The Red Queen race or parable describes how, “Species have to ‘run’ or evolve in order to stay in the same place, or else go extinct as the Red Queen said to Alice in Lewis Carroll’s Through the Looking-Glass in her explanation of the nature of Looking-Glass Land: Now, here, you see, it takes all the running you can do, to keep in the same place.'”
A similar social phenomenon has been observed with elite college admissions and high-stakes math competitions.
As contest prep/practice becomes more common and math competition performance more important for getting into high-ranked schools and good jobs, then everyone is made worse off except for the winners. Even the winners are arguably worse-off by having to study more, but this is negated by higher salaries, prestige, and other benefits of good math placings.
The winner-take-all nature of math competitions tracks the rest of American society overall. Those who place well reap outsized social and economic benefits, whereas a poor/mediocre placing confers nothing.
This means more practice, harder problems, and more work. But because math ability at the highest levels of competition has a genetic or otherwise innate component, everyone is still at the same place than had they not studied at all. Studying/prep has the effect of shifting everyone’s score higher, yet everyone is still in the same relative place.
The AOPS (Art of Problem Solving) books are often recommended for math competition practice. But if everyone’s rich Bay Area or NYC kid is using these books, then everyone is still in the same place. The kid who is innately talented or smarter will still score higher. These books are a waste of time unless you enjoy learning math for the sake of learning. Otherwise, you will lose to the kids who are also reading those books but are smarter.

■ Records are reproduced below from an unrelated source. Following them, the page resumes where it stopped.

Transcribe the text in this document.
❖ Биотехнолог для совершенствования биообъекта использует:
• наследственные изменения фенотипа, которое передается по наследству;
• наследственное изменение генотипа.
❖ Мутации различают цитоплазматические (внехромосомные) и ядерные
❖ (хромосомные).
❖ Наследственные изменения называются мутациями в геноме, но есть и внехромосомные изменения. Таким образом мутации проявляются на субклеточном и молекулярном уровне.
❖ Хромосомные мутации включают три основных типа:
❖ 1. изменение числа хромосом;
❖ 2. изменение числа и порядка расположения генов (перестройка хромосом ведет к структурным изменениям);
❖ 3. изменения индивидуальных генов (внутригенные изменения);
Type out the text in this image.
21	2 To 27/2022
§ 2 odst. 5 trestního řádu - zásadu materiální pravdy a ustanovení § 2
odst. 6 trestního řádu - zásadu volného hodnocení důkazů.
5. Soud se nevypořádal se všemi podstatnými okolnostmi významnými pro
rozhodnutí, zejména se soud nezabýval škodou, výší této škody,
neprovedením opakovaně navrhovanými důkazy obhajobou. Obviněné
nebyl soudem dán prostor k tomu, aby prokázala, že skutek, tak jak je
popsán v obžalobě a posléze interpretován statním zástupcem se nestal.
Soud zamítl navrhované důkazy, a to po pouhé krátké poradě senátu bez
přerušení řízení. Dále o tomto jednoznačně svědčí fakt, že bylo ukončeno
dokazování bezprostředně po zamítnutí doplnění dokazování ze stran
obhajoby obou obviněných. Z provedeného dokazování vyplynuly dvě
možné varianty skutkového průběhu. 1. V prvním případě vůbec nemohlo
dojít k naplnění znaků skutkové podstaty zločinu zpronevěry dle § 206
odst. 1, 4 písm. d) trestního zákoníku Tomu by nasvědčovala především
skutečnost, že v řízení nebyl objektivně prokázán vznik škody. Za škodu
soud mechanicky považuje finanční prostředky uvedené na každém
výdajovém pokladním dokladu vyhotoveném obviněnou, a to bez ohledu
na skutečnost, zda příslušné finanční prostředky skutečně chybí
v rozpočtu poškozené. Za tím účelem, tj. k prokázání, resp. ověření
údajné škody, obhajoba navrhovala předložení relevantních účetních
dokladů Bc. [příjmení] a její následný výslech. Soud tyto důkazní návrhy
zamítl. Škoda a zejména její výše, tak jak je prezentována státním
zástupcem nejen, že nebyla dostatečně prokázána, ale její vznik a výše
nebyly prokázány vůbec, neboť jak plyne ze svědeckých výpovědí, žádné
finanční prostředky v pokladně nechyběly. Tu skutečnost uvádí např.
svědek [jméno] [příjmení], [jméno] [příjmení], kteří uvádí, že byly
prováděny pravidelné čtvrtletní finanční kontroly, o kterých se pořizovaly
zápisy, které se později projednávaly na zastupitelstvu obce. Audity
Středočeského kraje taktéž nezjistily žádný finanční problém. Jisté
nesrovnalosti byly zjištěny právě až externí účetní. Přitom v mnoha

The rising importance of math competitions is part of the broader trend towards the bifurcation of American society. On one extreme, college students are underqualified due to dumbing-down. And on other extreme, more qualified than ever, such as for elite schools. This means lots of extra curriculars, good placings on aforementioned math competitions, AP exams, top SAT scores, and 4.0+ GPAs.
So the best option is to find some way to have math competitions in which the effect of studying is minimized, or that no one studies. This is how it used to be decades ago. But given how high the stakes have become in recent years–especially post-’08 crisis (and even more so post-Covid), when tech and quant compensation really surged and admission rates plunged for top schools–I don’t see this happening.